DISCURSO DEL PAPA JUAN PABLO II 
A LOS MIEMBROS DEL CUERPO DIPLOMÁTICO*

Madrid, martes 2 de noviembre de 1982

 

Excelencias,
señoras y señores:

1. Es un motivo de satisfacción para mí que la visita pastoral a esta nación me ofrezca la oportunidad de encontrarme con vosotros, distinguidos miembros del Cuerpo Diplomático, que estáis investidos de una misión tan importante en este noble país.

Vosotros constituís un Cuerpo especializado que, en su conjunto y en sus diversas actividades, presenta la imagen de aquella realidad amplia que es la comunidad de las naciones. Por eso, al tributaros el homenaje de mi cordial estima, saludo asimismo a cada uno de los países y de los pueblos de quienes sois los altos representantes.

La vuestra es indudablemente una gran misión. Si es verdad que la diplomacia es el arte de hacer la paz, es consecuentemente el arte de trabajar por la justicia entre los pueblos y por su bien común. Todo esfuerzo encaminado a la victoria de la justicia, fortalece de por sí la paz, la cual es condición indispensable para el verdadero progreso, es decir, para un uso ordenado de los bienes de la tierra. Vosotros, pues, participáis por profesión en la gran obra de la paz, de la justicia y del bien común.
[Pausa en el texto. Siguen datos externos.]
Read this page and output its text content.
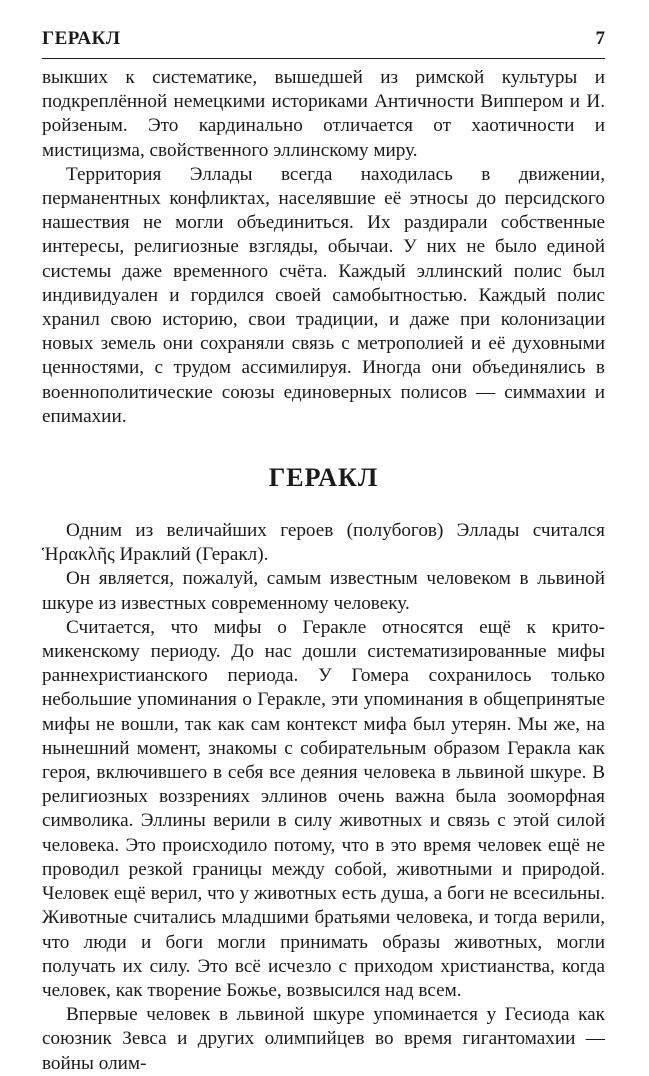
ГЕРАКЛ	7

выкших к систематике, вышедшей из римской культуры и подкреплённой немецкими историками Античности Виппером и И. ройзеным. Это кардинально отличается от хаотичности и мистицизма, свойственного эллинскому миру.

Территория Эллады всегда находилась в движении, перманентных конфликтах, населявшие её этносы до персидского нашествия не могли объединиться. Их раздирали собственные интересы, религиозные взгляды, обычаи. У них не было единой системы даже временного счёта. Каждый эллинский полис был индивидуален и гордился своей самобытностью. Каждый полис хранил свою историю, свои традиции, и даже при колонизации новых земель они сохраняли связь с метрополией и её духовными ценностями, с трудом ассимилируя. Иногда они объединялись в военнополитические союзы единоверных полисов — симмахии и епимахии.

ГЕРАКЛ

Одним из величайших героев (полубогов) Эллады считался Ἡρακλῆς Ираклий (Геракл).

Он является, пожалуй, самым известным человеком в львиной шкуре из известных современному человеку.

Считается, что мифы о Геракле относятся ещё к крито-микенскому периоду. До нас дошли систематизированные мифы раннехристианского периода. У Гомера сохранилось только небольшие упоминания о Геракле, эти упоминания в общепринятые мифы не вошли, так как сам контекст мифа был утерян. Мы же, на нынешний момент, знакомы с собирательным образом Геракла как героя, включившего в себя все деяния человека в львиной шкуре. В религиозных воззрениях эллинов очень важна была зооморфная символика. Эллины верили в силу животных и связь с этой силой человека. Это происходило потому, что в это время человек ещё не проводил резкой границы между собой, животными и природой. Человек ещё верил, что у животных есть душа, а боги не всесильны. Животные считались младшими братьями человека, и тогда верили, что люди и боги могли принимать образы животных, могли получать их силу. Это всё исчезло с приходом христианства, когда человек, как творение Божье, возвысился над всем.

Впервые человек в львиной шкуре упоминается у Гесиода как союзник Зевса и других олимпийцев во время гигантомахии — войны олим-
2. Sabéis bien, por otra parte, que la Iglesia trabaja incesantemente por la consecución de tales objetivos, desde el momento en que su ministerio está orientado a establecer en los corazones no sólo la aspiración, sino la voluntad decidida de colaborar denodadamente en la realización de la justicia, de una fraternidad solidaria y de un bienestar difundido y justamente repartido.

En el gesto de cortesía manifestado con vuestra presencia, creo descubrir un signo de consideración hacia la actividad de la Iglesia y de la Santa Sede en favor de la humanidad. Es ciertamente un servicio de naturaleza trascendente, pero al mismo tiempo sumamente concreto, que se inserta en el contexto vivo de la convivencia humana.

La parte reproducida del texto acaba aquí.